LAUSD’s 60-year-old 403(b) has $2.8 billion in total assets. After all of these years, the annuity sales force never gives up. They continue to sell their high-cost plans with no end in sight! The district has a policy of prohibiting on-site presentations of 403(b) products or meeting with teachers in the school cafeterias, professional development workshops, and in teachers’ classrooms during recess. But the “sharks” openly violate the policy. 80% of those assets are in high-cost annuity products or high-cost mutual funds with expensive advisory fees.

There are two low-cost plans available on the 403(b), CalSTRS Pension2, and the giant pension familiar to higher education faculty, TIAA.

I started this blog in 2012 to help all PreK-12 public school educators nationwide, especially his Los Angeles Unified School District colleagues. I belong to a small national group of 403(b) advocates (mostly teachers) who want to bring closer attention to the 403(b).

During the last 25 years, 40 newspaper articles have been published and each one says the same thing, TSAs (Tax Sheltered Annuities) are terrible 403(b) plans. The only person who benefits is the salesperson with lucrative commissions and high-costs, and complimentary trips to the highest salespeople to Tahiti, Hawaii, and other exotic places. Nobody in educational leadership reads these articles NOR talk about the proper place for annuity products publicly.

Together we can fix the 403(b).

We come together at 403bwise.com and 403bwise Facebook page https://www.facebook.com/groups/349968819000560/ Come on over if you want to join us so we can help our colleagues avoid these self-conflicted and high-cost Tax-sheltered Annuities (TSAs).
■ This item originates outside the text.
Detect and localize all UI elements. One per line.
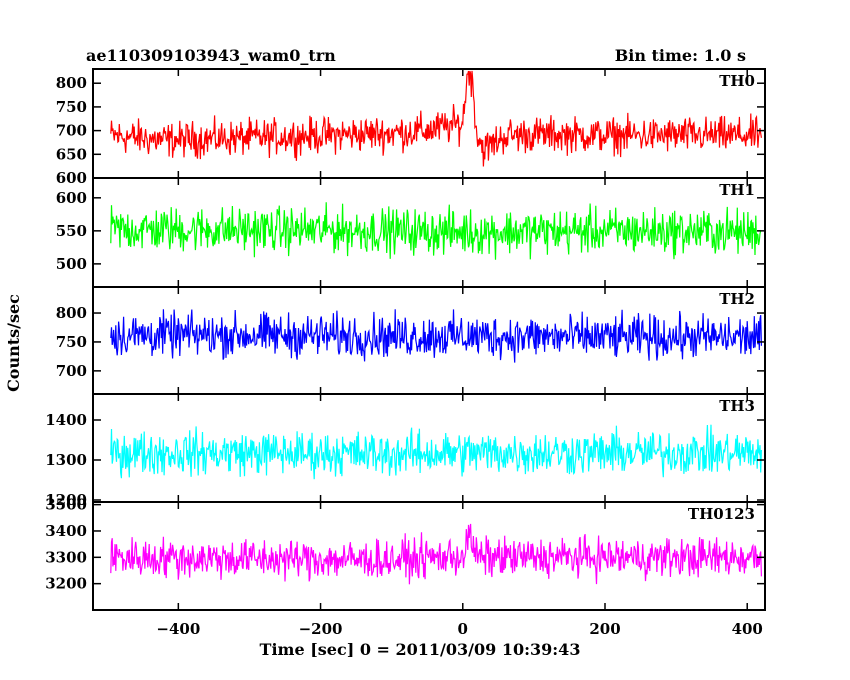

I was so angry that I was taken advantage of that I authored two books, Late Bloomer Millionaires and Fighting Powerful Interests: Educators Challenge Tax-sheltered Annuities and WIN!, a story of how a handful of LAUSD educators struggled for years to improve the 403(b). Fighting Powerful Interests is specifically written for LAUSD teachers! This book expands on my story with LAUSD, UTLA, and AFT where I was on the selection committee in 2002 when AFT was selecting a national 403(b) vendor. It is all there and it is fascinating! (even if I am the author! LOLs). You will learn the business of tax-deferred retirement plans with LAUSD and how to become a savvy investor to grow your volunteer supplemental retirement plan.

I have learned that most people want to do the right thing for all LAUSD employees but powerful obstacles own interests block reform. Find out what they are by reading Fighting Powerful Interests, so together we can fix the 403(b) for future generations of teachers.

One definite answer to the high cost 403(b) is the non-biased and low-cost 457(b) plan. You will learn firsthand what is the 457(b) plan and why one insightful and compassionate benefits administrator brought it to LAUSD. He also asked my friends and me to serve on the volunteer advisory committee.

My LAUSD friends and I never quit either! As mention before, we were instrumental in LAUSD’s implementation of the new 457(b) plan and earned a very rare, but very precious “Plan Design” award.